If Elizabeth Bennet is classic literature’s most delightful heroine, Gwendolen Harleth might claim to be its most compelling, and not only because she may – or may not – be guilty of murder.
‘Some readers of this history will doubtless regard it as incredible that people should construct matrimonial prospects on the mere report that a bachelor of good fortune and possibilities was coming within reach …’ here is the sentence in chapter five of Daniel Deronda in which George Eliot nods to the famous opening of Pride and Prejudice.
George Eliot’s admiration for Jane Austen was profound and dated back to her first falling in love with the philosopher and literary critic George Henry Lewes; his 1852 essay The Lady Novelists in the Westminster Review praised Austen’s novels as ‘like an actual experience of life’. For him, and for George Eliot too, Jane Austen was ‘the most truthful, charming, humorous, pure-minded, quick-witted and unexaggerated of writers’.
But the rewritten sentence in Daniel Deronda is heavy with irony and extends to some ten lines of philosophical observation about human nature. George Eliot never did anything by halves and this may be part of the reason why Gwendolen Harleth, and the 800 page novel she dominates, is not as well known as such a richly complex creation deserves.
For Grandcourt, the ‘handsome lizard’ whom Gwendolen marries to escape becoming a governess, is no Mr Bingley. Early in the novel we see him baiting one of his dogs; we know from that chilling moment how he will treat Gwendolen when he has her in his power.
Unlike Charlotte Lucas in Pride and Prejudice who marries Mr Collins with her eyes open, being both sensible and realistic about her prospects and with the strength of character to live within them, Gwendolen is a spoiled child who makes the fatal mistake of thinking she can marry Grandcourt and go on doing just what she likes.
Jane Austen doesn’t condemn Charlotte Lucas for doing what was common among women of her time, and George Eliot makes the reader feel that Gwendolen has no real choice but to rescue herself and her family from degrading poverty. But Charlotte isn’t taking what belongs to someone else. Gwendolen’s real crime is in knowingly betraying another woman and breaking a promise. Punishment for this lack of loyalty to her own sex will come on her wedding night.
Although we already know what Gwendolen is capable of when something gets in her way, whether she could have actually saved Grandcourt from drowning is left uncertain. Murderous thoughts in women towards the men who are controlling or abusing them was something that interested George Eliot, and crops up several times; even the noble-minded Dorothea in Middlemarch comes close to violence when Casaubon repulses her after he’s learnt that his illness is serious. And Gwendolen has none of the religious ardour and passionate desire for the welfare of others which ultimately governs Dorothea.

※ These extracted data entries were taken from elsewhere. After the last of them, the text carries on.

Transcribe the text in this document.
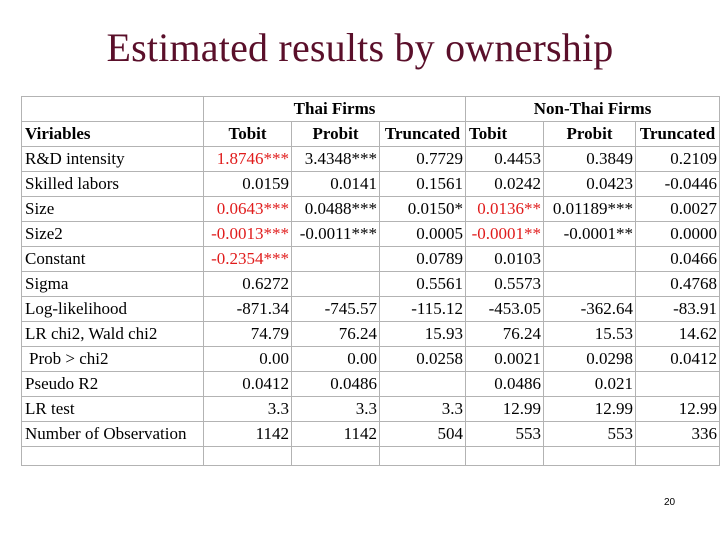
Estimated results by ownership
	Thai Firms			Non-Thai Firms		
Viriables	Tobit	Probit	Truncated	Tobit	Probit	Truncated
R&D intensity	1.8746***	3.4348***	0.7729	0.4453	0.3849	0.2109
Skilled labors	0.0159	0.0141	0.1561	0.0242	0.0423	-0.0446
Size	0.0643***	0.0488***	0.0150*	0.0136**	0.01189***	0.0027
Size2	-0.0013***	-0.0011***	0.0005	-0.0001**	-0.0001**	0.0000
Constant	-0.2354***		0.0789	0.0103		0.0466
Sigma	0.6272		0.5561	0.5573		0.4768
Log-likelihood	-871.34	-745.57	-115.12	-453.05	-362.64	-83.91
LR chi2, Wald chi2	74.79	76.24	15.93	76.24	15.53	14.62
Prob > chi2	0.00	0.00	0.0258	0.0021	0.0298	0.0412
Pseudo R2	0.0412	0.0486		0.0486	0.021	
LR test	3.3	3.3	3.3	12.99	12.99	12.99
Number of Observation	1142	1142	504	553	553	336

20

George Eliot sets her characters against a vast panoramic view of humanity and world progress, in contrast to Jane Austen’s much-quoted choice of ‘three or four families in a country village’. It is perhaps because of the extraordinary magnetism of Gwendolen Harleth as a heroine for our time that Andrew Davies in his 2002 BBC television series of Daniel Deronda concentrated on her story, rather than the other half of the novel which paints the vast sweep of the Jewish faith and Zionism. George Eliot purists might regret the decision, but the production was certainly perfect in its faultless casting and acting: Hugh Bonneville, Hugh Dancy, Jodhi May, Edward Fox, Greta Scacchi, David Bamber, Celia Imrie, Amanda Root – and above all Romola Garai with her riveting performance as Gwendolen, this most fascinating and ambiguous of heroines.